The purpose of this study was to assess the likelihood that variation in the promoter region of the solute carrier family 11 member 1 gene (SLC11A1) contributes to inflammatory bowel disease (IBD) susceptibility in the South African population. The study cohort included 102 IBD patients, 47 with Crohn's disease (CD) and 55 with ulcerative colitis, and 192 population-matched controls.

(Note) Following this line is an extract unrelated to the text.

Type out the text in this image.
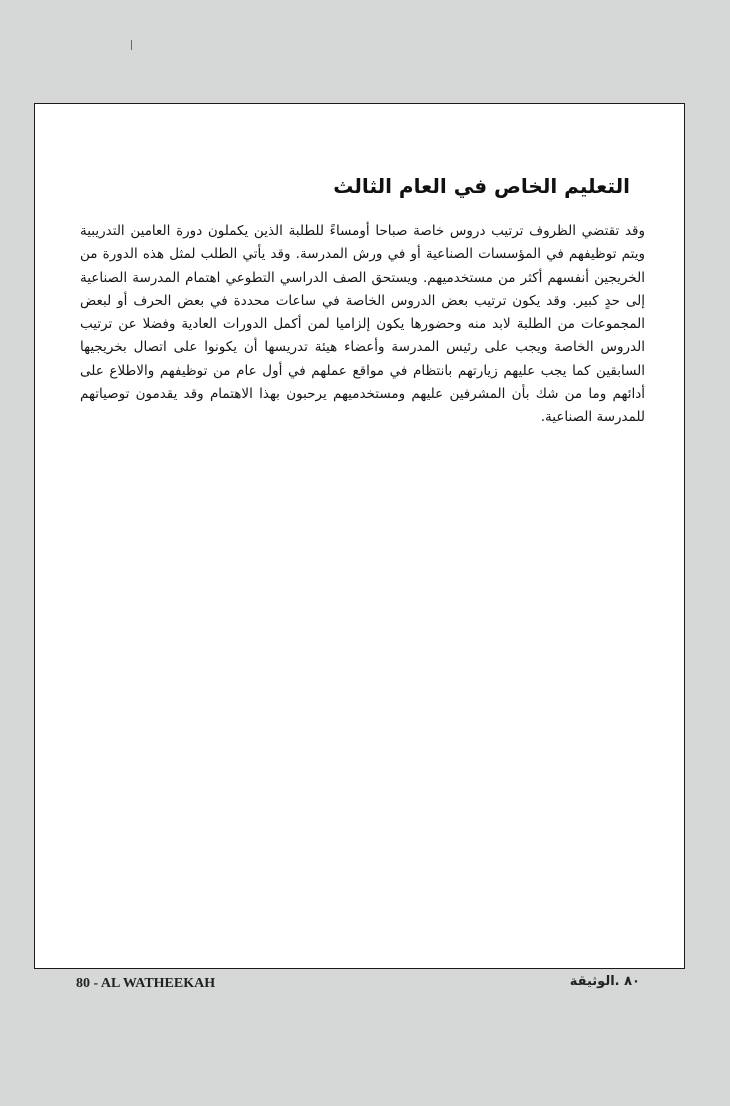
التعليم الخاص في العام الثالث

وقد تقتضي الظروف ترتيب دروس خاصة صباحا أومساءً للطلبة الذين يكملون دورة العامين التدريبية ويتم توظيفهم في المؤسسات الصناعية أو في ورش المدرسة. وقد يأتي الطلب لمثل هذه الدورة من الخريجين أنفسهم أكثر من مستخدميهم. ويستحق الصف الدراسي التطوعي اهتمام المدرسة الصناعية إلى حدٍ كبير. وقد يكون ترتيب بعض الدروس الخاصة في ساعات محددة في بعض الحرف أو لبعض المجموعات من الطلبة لابد منه وحضورها يكون إلزاميا لمن أكمل الدورات العادية وفضلا عن ترتيب الدروس الخاصة ويجب على رئيس المدرسة وأعضاء هيئة تدريسها أن يكونوا على اتصال بخريجيها السابقين كما يجب عليهم زيارتهم بانتظام في مواقع عملهم في أول عام من توظيفهم والاطلاع على أدائهم وما من شك بأن المشرفين عليهم ومستخدميهم يرحبون بهذا الاهتمام وقد يقدمون توصياتهم للمدرسة الصناعية.

80 - AL WATHEEKAH	٨٠ .الوثيقة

Mutation analysis revealed two novel alleles for the 5'-(GT)n repeat polymorphism, t(gt)5ac(gt)5ac(gt)6ggcaga(g)6 (allele 8) and t(gt)5ac(gt)5ac(gt)8ggcaga(g)6 (allele 9), and one previously documented point mutation -237C-->T. A significantly decreased frequency of the -237C-->T promoter polymorphism was observed in the patient group with IBD (p<0.001) and CD (p<0.0006) compared with the population-matched control group. These findings may be related to previous in vitro studies, which demonstrated that the point mutation at nucleotide position -237 represents a functional polymorphism that affects regulation of the upstream 5'-(GT)n repeat polymorphism differentially upon iron loading. Our findings raise the possibility that iron dysregulation mediated by allelic effects of SLC11A1 may contribute to IBD susceptibility.